In 1998-9 I went to China to study Chinese language and culture at Peking University. While living in Beijing I took advantage of the opportunity to travel extensively and visit many historical sights, including the Great Wall and the Terra Cotta Warriors of Xi'an.
In 1999 I graduated from Utah State University with Bachelors degrees in both Asian Studies and History, with a minor in Chinese. That summer I married and spent the next two years studying Asian history and Japanese as a graduate student.
In 2001 we moved to the University of Pittsburgh to begin a doctoral program in Chinese history. Since then I received funding to conduct research across China, including Guangzhou, Xiamen, Hong Kong, Macao, and Beijing. (details on funding sources and research institutions appear in the c.v.)
In 2002 our son Ian was born, and in 2004-5 we all spent a year in Taiwan while I conducted research at the Academia Sinica as a Fulbright fellow.
In 2005 our daughter Anya was born. While working on the dissertation I presented my research at Harvard, Princeton, Stanford, China, Canada, Hong Kong, Taiwan, and at the annual meeting of the American Historical Association and American Anthropological Association.

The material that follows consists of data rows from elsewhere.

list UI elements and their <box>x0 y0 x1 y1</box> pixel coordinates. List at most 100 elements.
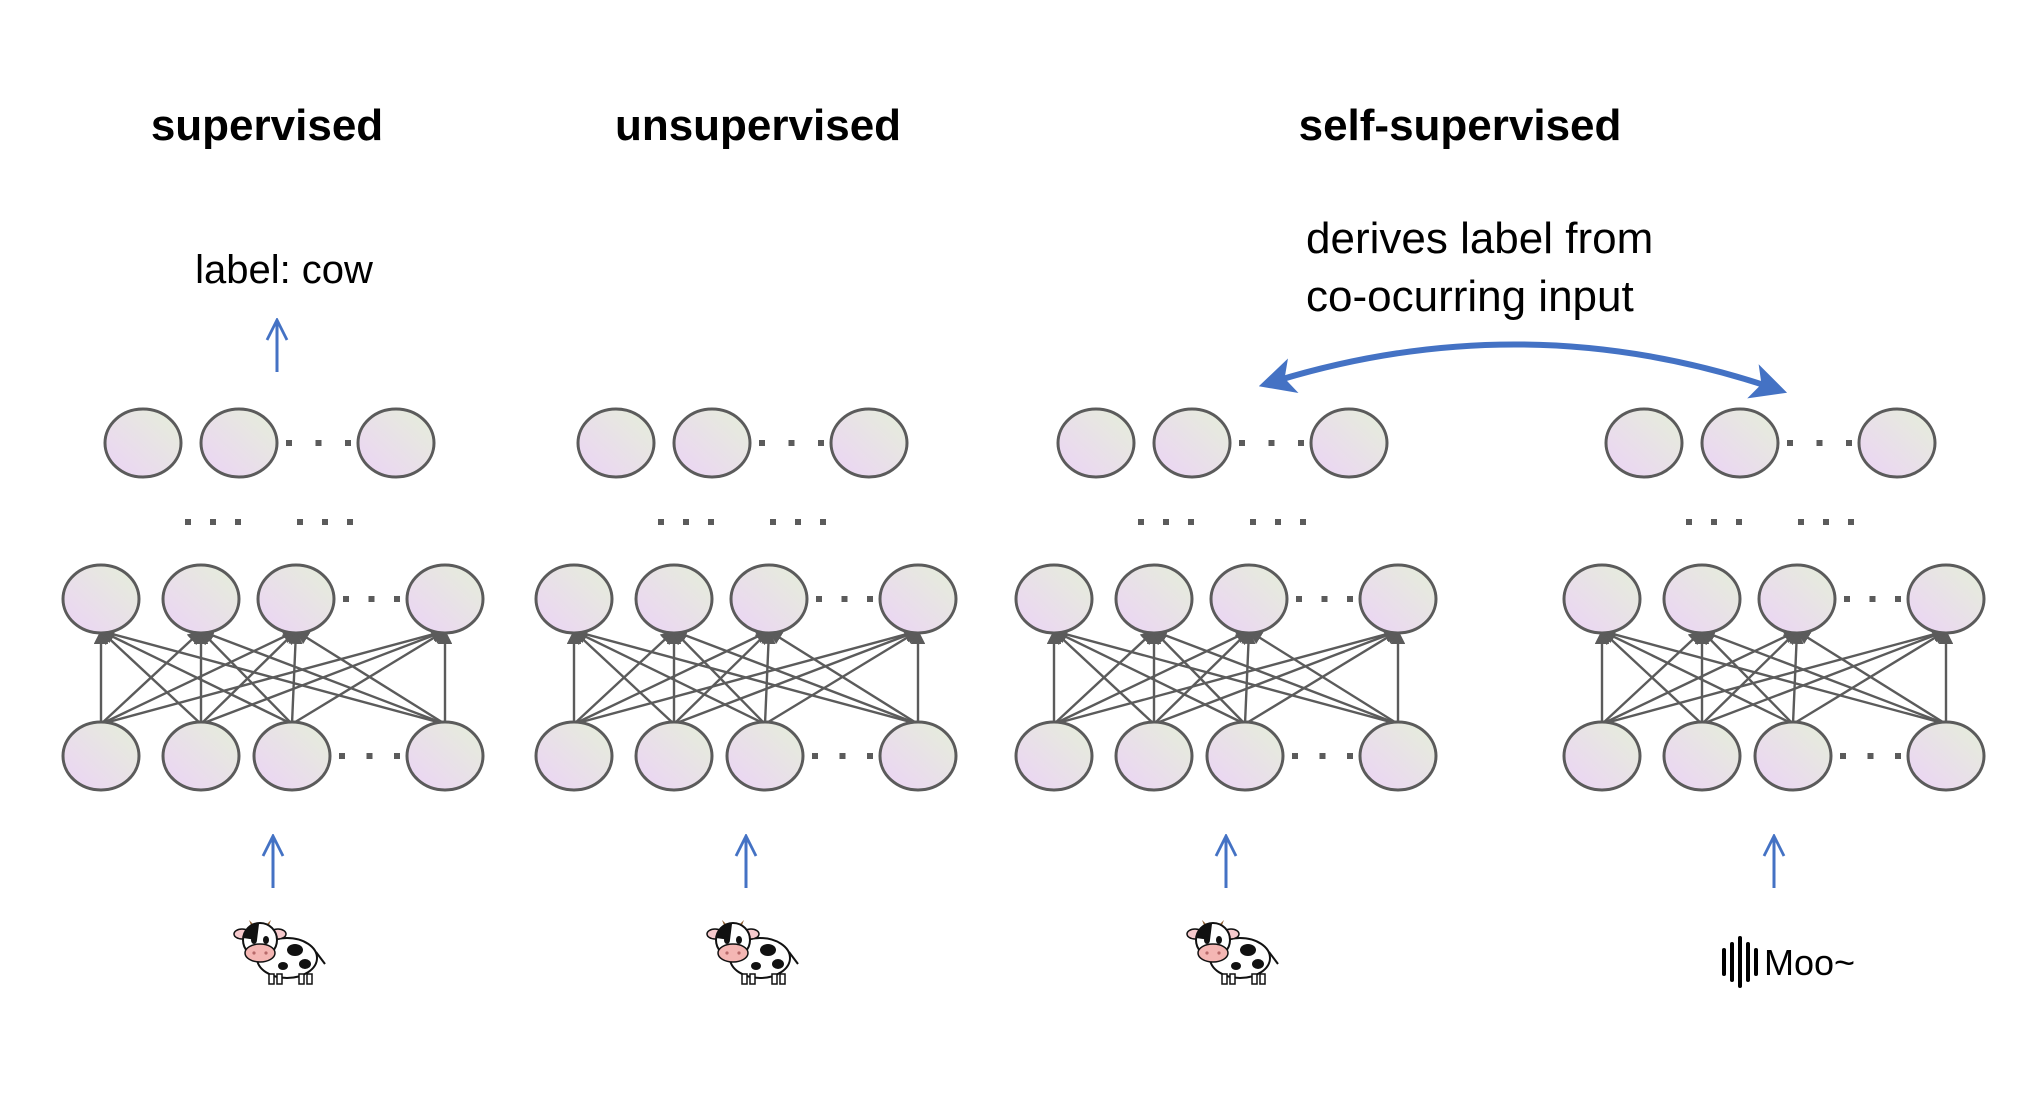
ellipsis-dot <box>816 596 822 602</box>
connection-edge <box>572 630 675 725</box>
connection-edge <box>1153 629 1251 725</box>
connection-edge <box>672 628 919 726</box>
connection-edge <box>1152 628 1399 726</box>
ellipsis-dot <box>788 440 795 446</box>
connection-edge <box>673 629 771 725</box>
ellipsis-dot <box>1138 519 1144 525</box>
neuron-node <box>1906 563 1986 635</box>
neuron-node <box>878 720 958 792</box>
ellipsis-dot <box>770 519 776 525</box>
cow-icon <box>1186 920 1279 985</box>
ellipsis-dot <box>867 596 873 602</box>
neuron-node <box>1209 563 1289 635</box>
connection-edge <box>99 630 202 725</box>
ellipsis-dot <box>812 753 818 759</box>
ellipsis-dot <box>1347 596 1353 602</box>
connection-edge <box>1600 627 1947 726</box>
panel-supervised <box>61 407 485 985</box>
connection-edge <box>1789 629 1804 725</box>
connection-edge <box>572 627 919 726</box>
ellipsis-dot <box>1250 519 1256 525</box>
cow-icon <box>233 920 326 985</box>
sound-wave-icon <box>1722 936 1758 988</box>
connection-edge <box>1701 629 1799 725</box>
ellipsis-dot <box>1895 596 1901 602</box>
neuron-node <box>252 720 332 792</box>
neuron-node <box>1753 720 1833 792</box>
ellipsis-dot <box>235 519 241 525</box>
connection-edge <box>672 629 766 725</box>
ellipsis-dot <box>818 440 824 446</box>
connection-edge <box>199 629 293 725</box>
neuron-node <box>1309 407 1389 479</box>
neuron-node <box>829 407 909 479</box>
ellipsis-dot <box>1296 596 1302 602</box>
connection-edge <box>572 629 766 726</box>
neuron-node <box>634 720 714 792</box>
ellipsis-dot <box>343 596 349 602</box>
ellipsis-dot <box>1869 596 1876 602</box>
ellipsis-dot <box>795 519 801 525</box>
output-layer <box>103 407 436 479</box>
neuron-node <box>576 407 656 479</box>
neuron-node <box>1757 563 1837 635</box>
input-layer <box>1014 720 1438 792</box>
ellipsis-dot <box>1292 753 1298 759</box>
ellipsis-dot <box>1846 440 1852 446</box>
connection-edge <box>767 629 919 726</box>
ellipsis-dot <box>366 753 373 759</box>
neuron-node <box>878 563 958 635</box>
ellipsis-dot <box>297 519 303 525</box>
ellipsis-dot <box>1686 519 1692 525</box>
connection-edge <box>288 629 303 725</box>
neuron-node <box>1358 563 1438 635</box>
connection-edge <box>1052 627 1399 726</box>
neuron-node <box>61 720 141 792</box>
connection-edge <box>1247 629 1399 726</box>
neuron-node <box>1358 720 1438 792</box>
annotation-line-2: co-ocurring input <box>1306 272 1634 321</box>
neuron-node <box>1056 407 1136 479</box>
connection-edge <box>1700 629 1794 725</box>
ellipsis-dot <box>1816 440 1823 446</box>
audio-text: Moo~ <box>1764 942 1855 983</box>
connection-edge <box>1795 629 1947 726</box>
output-layer <box>1604 407 1937 479</box>
input-layer <box>61 720 485 792</box>
ellipsis-dot <box>394 596 400 602</box>
neuron-node <box>1662 720 1742 792</box>
cow-icon <box>706 920 799 985</box>
ellipsis-dot <box>1823 519 1829 525</box>
hidden-layer <box>1014 563 1438 635</box>
ellipsis-dot <box>1298 440 1304 446</box>
ellipsis-dot <box>759 440 765 446</box>
ellipsis-dot <box>339 753 345 759</box>
ellipsis-dot <box>708 519 714 525</box>
ellipsis-dot <box>1848 519 1854 525</box>
neuron-node <box>1205 720 1285 792</box>
neuron-node <box>161 720 241 792</box>
ellipsis-dot <box>347 519 353 525</box>
neuron-node <box>103 407 183 479</box>
ellipsis-dot <box>1798 519 1804 525</box>
ellipsis-dot <box>683 519 689 525</box>
connection-edge <box>1600 629 1794 726</box>
annotation-line-1: derives label from <box>1306 214 1653 263</box>
ellipsis-dot <box>286 440 292 446</box>
bidirectional-curved-arrow-icon <box>1258 341 1788 399</box>
connection-edge <box>1152 629 1246 725</box>
neuron-node <box>725 720 805 792</box>
neuron-node <box>1014 563 1094 635</box>
neuron-node <box>729 563 809 635</box>
ellipsis-dot <box>368 596 375 602</box>
layer-ellipsis <box>1686 519 1854 525</box>
neuron-node <box>1700 407 1780 479</box>
connections <box>1046 627 1406 726</box>
output-label: label: cow <box>195 248 373 292</box>
ellipsis-dot <box>322 519 328 525</box>
ellipsis-dot <box>210 519 216 525</box>
neuron-node <box>405 720 485 792</box>
connections <box>1594 627 1954 726</box>
ellipsis-dot <box>1895 753 1901 759</box>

After graduating in 2008 I received a postdoctoral fellowship at the Smithsonian Institution in Washington DC. I am currently an assistant professor of Chinese history at Rhodes College in Memphis, where I teach courses on China’s Cultural Revolution, WWII in the Pacific, Traditional China, Modern China, East Asia in the Modern World, and an innovative course on Museums, Monuments and Memory.